G'ma, only lived there for about a year until Nomi made things so miserable by dropping by unannounced, getting copies of the key and just walking in, taking stuff and making nasty comments that G'ma moved back into her house, which luckily she hadn't sold.
Nomi also managed to get a bank teller to give her access to G'ma and F's joint account and took money from it; challenged the will in court, and sued her own siblings for a bigger share of her inheritance.
Unfortunately Aunt W is also causing drama now that G'ma has died. Mom's sister J helped ensure that G'ma could stay at her home until it became unsafe for her to stay by herself for a few hours. Because of this there's actually an estate to settle and it wasn't eaten up by nursing home costs. So my uncle suggests - why not give J a bigger share of the inheritance since she's the reason there even is one. W has balked that she's "poor" and can't afford not to get the money. I'm not sure how accurate this is but now J isn't talking to W at all.

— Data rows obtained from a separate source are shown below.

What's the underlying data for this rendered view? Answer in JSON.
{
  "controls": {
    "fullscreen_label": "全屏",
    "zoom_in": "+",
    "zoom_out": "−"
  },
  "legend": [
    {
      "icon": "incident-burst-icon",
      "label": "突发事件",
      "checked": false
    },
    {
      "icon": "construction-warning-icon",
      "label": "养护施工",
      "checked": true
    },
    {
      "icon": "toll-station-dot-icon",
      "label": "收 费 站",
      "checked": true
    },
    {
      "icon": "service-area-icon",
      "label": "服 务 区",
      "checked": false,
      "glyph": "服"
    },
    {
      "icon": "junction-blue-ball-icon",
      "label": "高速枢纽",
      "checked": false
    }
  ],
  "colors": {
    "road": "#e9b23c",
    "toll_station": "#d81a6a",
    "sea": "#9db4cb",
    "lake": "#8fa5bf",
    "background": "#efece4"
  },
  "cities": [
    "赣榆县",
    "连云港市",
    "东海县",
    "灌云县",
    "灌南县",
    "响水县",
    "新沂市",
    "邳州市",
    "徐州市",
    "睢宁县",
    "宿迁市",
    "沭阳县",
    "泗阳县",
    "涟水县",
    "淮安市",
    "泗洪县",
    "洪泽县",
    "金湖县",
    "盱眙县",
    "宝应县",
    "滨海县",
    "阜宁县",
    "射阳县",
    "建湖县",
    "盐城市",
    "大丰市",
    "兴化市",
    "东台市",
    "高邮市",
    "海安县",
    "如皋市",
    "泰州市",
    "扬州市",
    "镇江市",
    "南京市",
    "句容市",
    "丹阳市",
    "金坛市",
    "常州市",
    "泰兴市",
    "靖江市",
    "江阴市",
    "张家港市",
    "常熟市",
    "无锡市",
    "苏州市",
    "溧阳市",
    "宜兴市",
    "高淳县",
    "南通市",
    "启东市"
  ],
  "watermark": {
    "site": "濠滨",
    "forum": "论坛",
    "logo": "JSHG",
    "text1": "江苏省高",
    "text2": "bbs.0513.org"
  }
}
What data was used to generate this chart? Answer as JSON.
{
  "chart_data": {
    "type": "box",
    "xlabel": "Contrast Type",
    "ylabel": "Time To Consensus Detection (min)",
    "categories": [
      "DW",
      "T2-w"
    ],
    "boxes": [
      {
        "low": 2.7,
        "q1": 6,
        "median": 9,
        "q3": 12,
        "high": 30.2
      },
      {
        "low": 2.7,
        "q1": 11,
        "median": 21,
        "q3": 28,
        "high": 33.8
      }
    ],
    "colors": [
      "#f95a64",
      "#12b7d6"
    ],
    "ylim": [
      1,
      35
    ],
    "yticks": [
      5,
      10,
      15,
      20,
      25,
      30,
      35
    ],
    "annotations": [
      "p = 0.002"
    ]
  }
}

Although there is background of tension. My Aunt W is 70 (I think) and according to her own statements, still resents the fact she wasn't an only child. This is based on statements she's made in the past few years. She was also in complete denial about G'ma's dementia and at the end when J and Mom were praying that G'ma would just pass in her sleep W was talkign about how much she just wanted G'ma to "get better" and live longer. At this point G'ma was in extreme pain and had severe dementia. But W wasn't ready to let go so she was hoping G'ma would live longer.